Decided May 8, 1984. Jack H. Usher, for appellant. Charles R. Ashman, for appellee.Claimant contends, and the trial court agreed, that Home Indemnity Co. v. White, supra, compels a different result. This contention ignores the essence of the Home Indemnity Co. holding, which was that the evidence in that case did not demand a finding that the employee’s intoxication was the proximate result of his injuries. Thus, the board’s award of compensation to the employee in that case was supported by the evidence.

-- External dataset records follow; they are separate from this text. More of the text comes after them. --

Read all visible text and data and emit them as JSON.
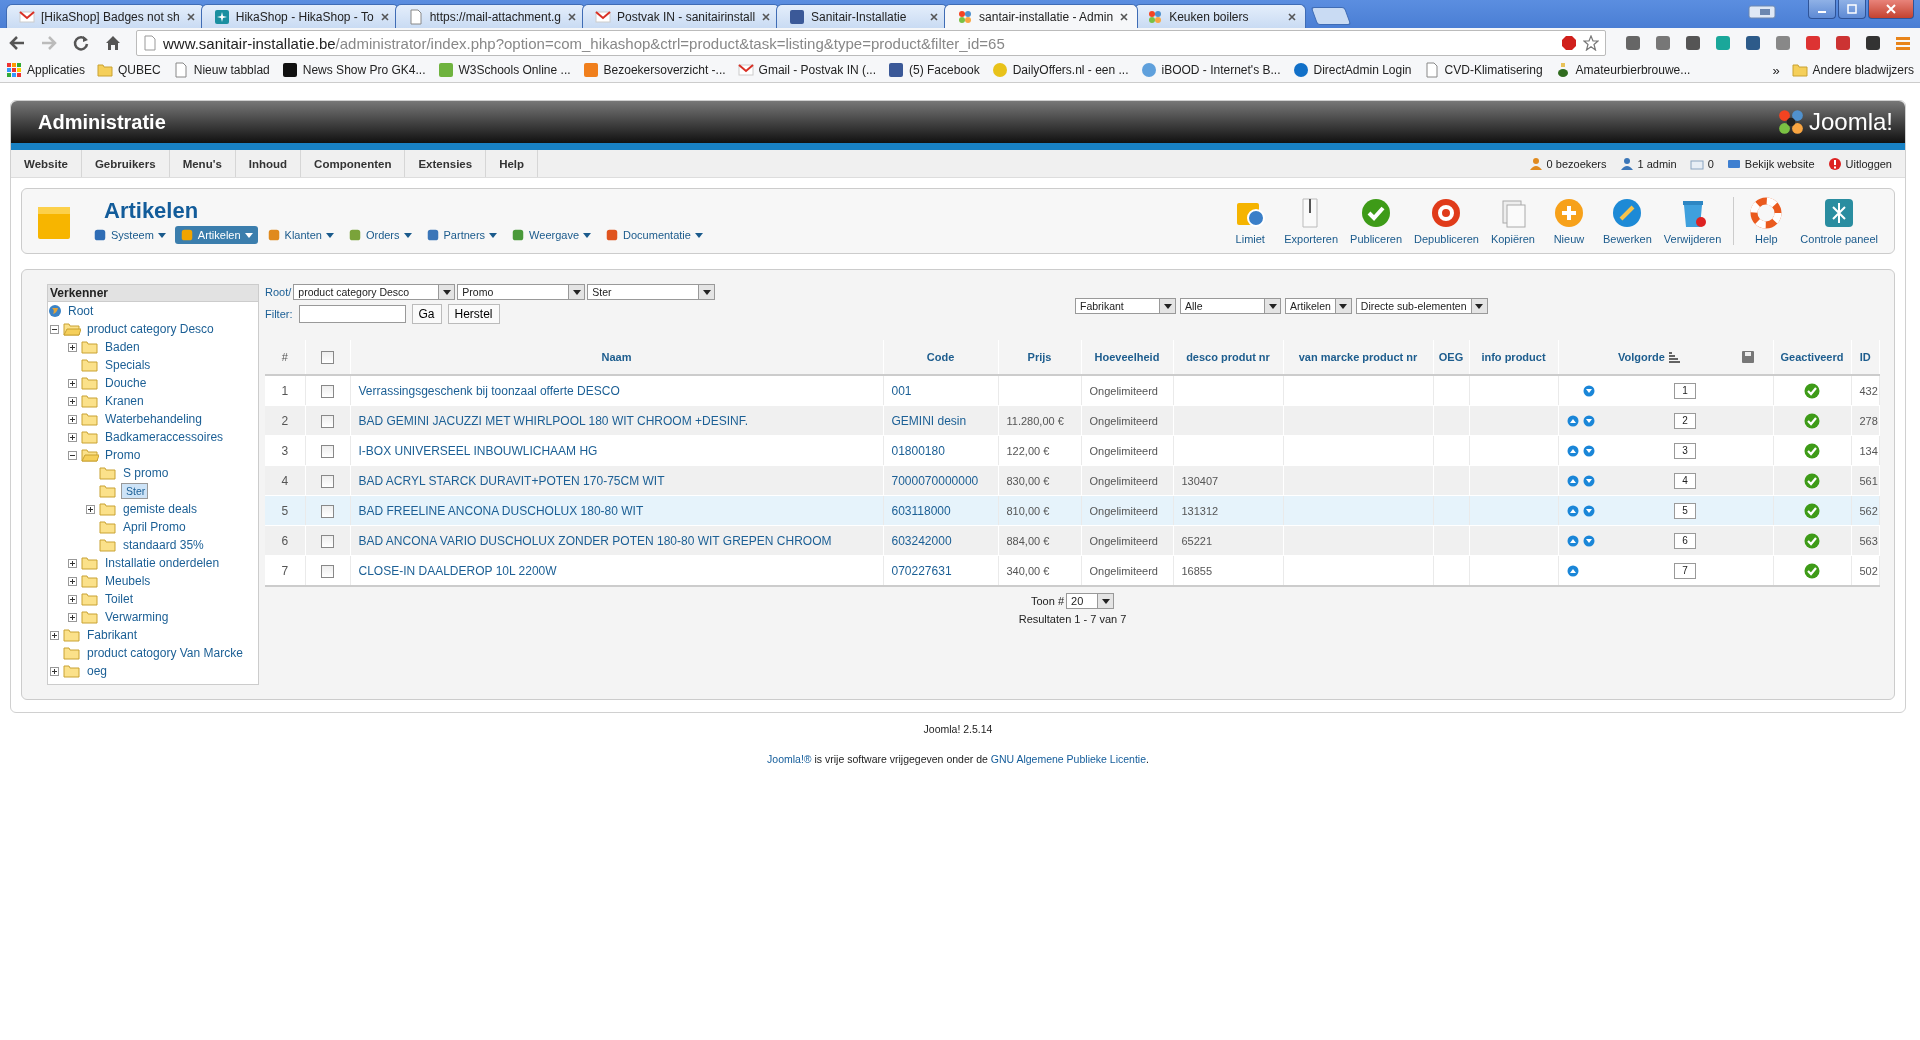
{
  "browser": {
    "tabs": [
      {
        "title": "[HikaShop] Badges not sh",
        "selected": false
      },
      {
        "title": "HikaShop - HikaShop - To",
        "selected": false
      },
      {
        "title": "https://mail-attachment.g",
        "selected": false
      },
      {
        "title": "Postvak IN - sanitairinstall",
        "selected": false
      },
      {
        "title": "Sanitair-Installatie",
        "selected": false
      },
      {
        "title": "santair-installatie - Admin",
        "selected": true
      },
      {
        "title": "Keuken boilers",
        "selected": false
      }
    ],
    "address_host": "www.sanitair-installatie.be",
    "address_path": "/administrator/index.php?option=com_hikashop&ctrl=product&task=listing&type=product&filter_id=65",
    "bookmarks": [
      "Applicaties",
      "QUBEC",
      "Nieuw tabblad",
      "News Show Pro GK4...",
      "W3Schools Online ...",
      "Bezoekersoverzicht -...",
      "Gmail - Postvak IN (...",
      "(5) Facebook",
      "DailyOffers.nl - een ...",
      "iBOOD - Internet's B...",
      "DirectAdmin Login",
      "CVD-Klimatisering",
      "Amateurbierbrouwe..."
    ],
    "more": "»",
    "other_bookmarks": "Andere bladwijzers"
  },
  "admin": {
    "title": "Administratie",
    "logo": "Joomla!",
    "menu": [
      "Website",
      "Gebruikers",
      "Menu's",
      "Inhoud",
      "Componenten",
      "Extensies",
      "Help"
    ],
    "status": [
      "0 bezoekers",
      "1 admin",
      "0",
      "Bekijk website",
      "Uitloggen"
    ]
  },
  "page": {
    "title": "Artikelen",
    "submenu": [
      {
        "label": "Systeem",
        "selected": false
      },
      {
        "label": "Artikelen",
        "selected": true
      },
      {
        "label": "Klanten",
        "selected": false
      },
      {
        "label": "Orders",
        "selected": false
      },
      {
        "label": "Partners",
        "selected": false
      },
      {
        "label": "Weergave",
        "selected": false
      },
      {
        "label": "Documentatie",
        "selected": false
      }
    ],
    "toolbar_groups": [
      [
        "Limiet",
        "Exporteren",
        "Publiceren",
        "Depubliceren",
        "Kopiëren",
        "Nieuw",
        "Bewerken",
        "Verwijderen"
      ],
      [
        "Help",
        "Controle paneel"
      ]
    ]
  },
  "explorer": {
    "title": "Verkenner",
    "root": "Root",
    "nodes": [
      {
        "label": "product category Desco",
        "kind": "branch",
        "expanded": true,
        "selected": false,
        "children": [
          {
            "label": "Baden",
            "kind": "branch",
            "expanded": false,
            "selected": false
          },
          {
            "label": "Specials",
            "kind": "leaf",
            "selected": false
          },
          {
            "label": "Douche",
            "kind": "branch",
            "expanded": false,
            "selected": false
          },
          {
            "label": "Kranen",
            "kind": "branch",
            "expanded": false,
            "selected": false
          },
          {
            "label": "Waterbehandeling",
            "kind": "branch",
            "expanded": false,
            "selected": false
          },
          {
            "label": "Badkameraccessoires",
            "kind": "branch",
            "expanded": false,
            "selected": false
          },
          {
            "label": "Promo",
            "kind": "branch",
            "expanded": true,
            "selected": false,
            "children": [
              {
                "label": "S promo",
                "kind": "leaf",
                "selected": false
              },
              {
                "label": "Ster",
                "kind": "leaf",
                "selected": true
              },
              {
                "label": "gemiste deals",
                "kind": "branch",
                "expanded": false,
                "selected": false
              },
              {
                "label": "April Promo",
                "kind": "leaf",
                "selected": false
              },
              {
                "label": "standaard 35%",
                "kind": "leaf",
                "selected": false
              }
            ]
          },
          {
            "label": "Installatie onderdelen",
            "kind": "branch",
            "expanded": false,
            "selected": false
          },
          {
            "label": "Meubels",
            "kind": "branch",
            "expanded": false,
            "selected": false
          },
          {
            "label": "Toilet",
            "kind": "branch",
            "expanded": false,
            "selected": false
          },
          {
            "label": "Verwarming",
            "kind": "branch",
            "expanded": false,
            "selected": false
          }
        ]
      },
      {
        "label": "Fabrikant",
        "kind": "branch",
        "expanded": false,
        "selected": false
      },
      {
        "label": "product catogory Van Marcke",
        "kind": "leaf",
        "selected": false
      },
      {
        "label": "oeg",
        "kind": "branch",
        "expanded": false,
        "selected": false
      }
    ]
  },
  "filters": {
    "path_label": "Root/",
    "category_selects": [
      "product category Desco",
      "Promo",
      "Ster"
    ],
    "filter_label": "Filter:",
    "go": "Ga",
    "reset": "Herstel",
    "selects": [
      "Fabrikant",
      "Alle",
      "Artikelen",
      "Directe sub-elementen"
    ]
  },
  "table": {
    "all_checked": false,
    "columns": [
      "#",
      "Naam",
      "Code",
      "Prijs",
      "Hoeveelheid",
      "desco produt nr",
      "van marcke product nr",
      "OEG",
      "info product",
      "Volgorde",
      "Geactiveerd",
      "ID"
    ],
    "rows": [
      {
        "num": "1",
        "checked": false,
        "name": "Verrassingsgeschenk bij toonzaal offerte DESCO",
        "code": "001",
        "qty": "Ongelimiteerd",
        "move_up": false,
        "move_down": true,
        "order": "1",
        "published": true,
        "id": "432",
        "highlighted": false
      },
      {
        "num": "2",
        "checked": false,
        "name": "BAD GEMINI JACUZZI MET WHIRLPOOL 180 WIT CHROOM +DESINF.",
        "code": "GEMINI desin",
        "price": "11.280,00 €",
        "qty": "Ongelimiteerd",
        "move_up": true,
        "move_down": true,
        "order": "2",
        "published": true,
        "id": "278",
        "highlighted": false
      },
      {
        "num": "3",
        "checked": false,
        "name": "I-BOX UNIVERSEEL INBOUWLICHAAM HG",
        "code": "01800180",
        "price": "122,00 €",
        "qty": "Ongelimiteerd",
        "move_up": true,
        "move_down": true,
        "order": "3",
        "published": true,
        "id": "134",
        "highlighted": false
      },
      {
        "num": "4",
        "checked": false,
        "name": "BAD ACRYL STARCK DURAVIT+POTEN 170-75CM WIT",
        "code": "7000070000000",
        "price": "830,00 €",
        "qty": "Ongelimiteerd",
        "desco": "130407",
        "move_up": true,
        "move_down": true,
        "order": "4",
        "published": true,
        "id": "561",
        "highlighted": false
      },
      {
        "num": "5",
        "checked": false,
        "name": "BAD FREELINE ANCONA DUSCHOLUX 180-80 WIT",
        "code": "603118000",
        "price": "810,00 €",
        "qty": "Ongelimiteerd",
        "desco": "131312",
        "move_up": true,
        "move_down": true,
        "order": "5",
        "published": true,
        "id": "562",
        "highlighted": true
      },
      {
        "num": "6",
        "checked": false,
        "name": "BAD ANCONA VARIO DUSCHOLUX ZONDER POTEN 180-80 WIT GREPEN CHROOM",
        "code": "603242000",
        "price": "884,00 €",
        "qty": "Ongelimiteerd",
        "desco": "65221",
        "move_up": true,
        "move_down": true,
        "order": "6",
        "published": true,
        "id": "563",
        "highlighted": false
      },
      {
        "num": "7",
        "checked": false,
        "name": "CLOSE-IN DAALDEROP 10L 2200W",
        "code": "070227631",
        "price": "340,00 €",
        "qty": "Ongelimiteerd",
        "desco": "16855",
        "move_up": true,
        "move_down": false,
        "order": "7",
        "published": true,
        "id": "502",
        "highlighted": false
      }
    ]
  },
  "pagination": {
    "label": "Toon #",
    "value": "20",
    "results": "Resultaten 1 - 7 van 7"
  },
  "footer": {
    "version": "Joomla! 2.5.14",
    "brand": "Joomla!®",
    "text": " is vrije software vrijgegeven onder de ",
    "link": "GNU Algemene Publieke Licentie",
    "end": "."
  }
}
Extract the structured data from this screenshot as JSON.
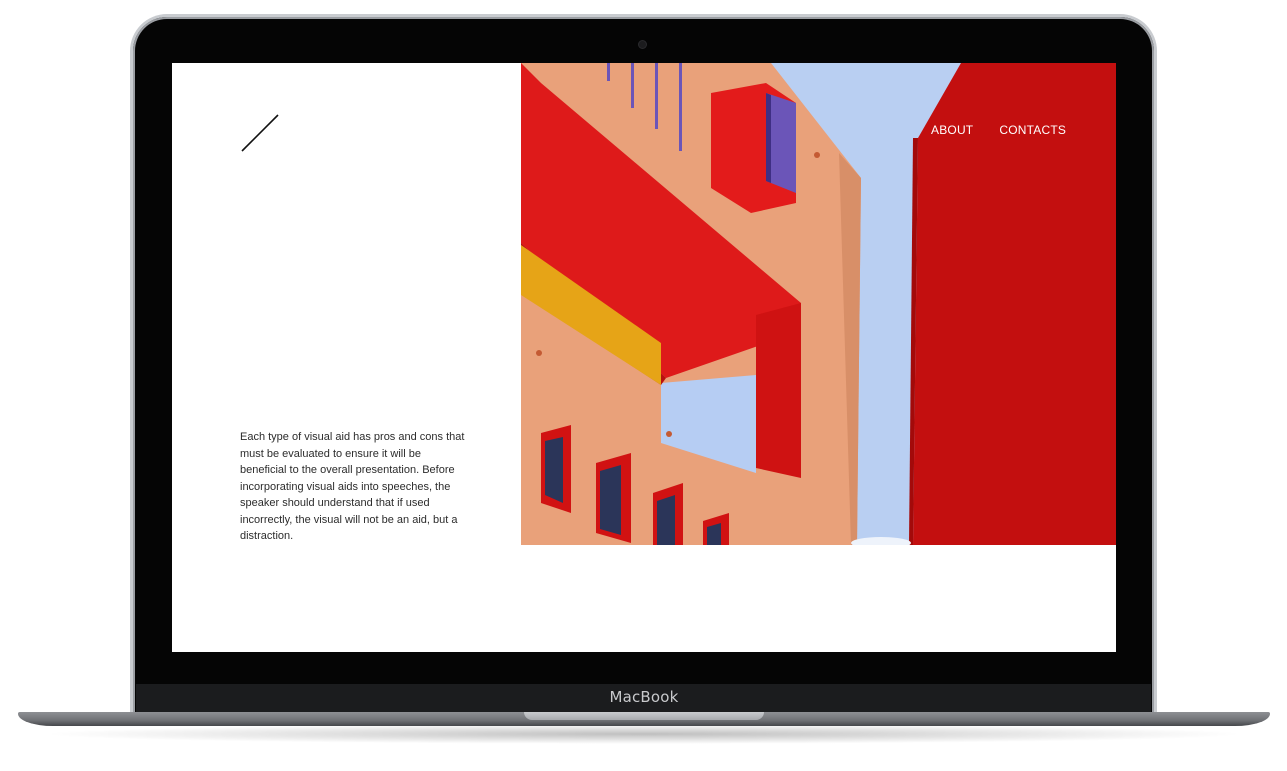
{
  "device": {
    "brand_label": "MacBook"
  },
  "site": {
    "logo_icon": "slash-icon",
    "nav": {
      "items": [
        {
          "label": "ABOUT"
        },
        {
          "label": "CONTACTS"
        }
      ]
    },
    "intro": {
      "text": "Each type of visual aid has pros and cons that must be evaluated to ensure it will be beneficial to the overall presentation. Before incorporating visual aids into speeches, the speaker should understand that if used incorrectly, the visual will not be an aid, but a distraction."
    },
    "hero_image": {
      "subject": "red-and-terracotta-building-against-blue-sky"
    }
  },
  "colors": {
    "sky": "#b9cff2",
    "wall": "#e8a47c",
    "red": "#d71414",
    "yellow": "#e6a417",
    "nav_text": "#ffffff"
  }
}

Similarly, the evidence in this case does not demand a finding that Ryals was intoxicated and that the claimant knew or should have known of his intoxication. However, the evidence does support such a conclusion, and neither the superior court nor this court is empowered to overturn the board’s findings of fact if they are supported by any evidence. Howard Sheppard, Inc. v. McGowan, supra.
Because of our holding with respect to the board’s finding of wilful misconduct, we need not address the board’s finding that the accident in this case occurred outside the scope and not in the course of the claimant’s employment.
Judgment reversed.
Quillian, P. J., and Carley, J., concur.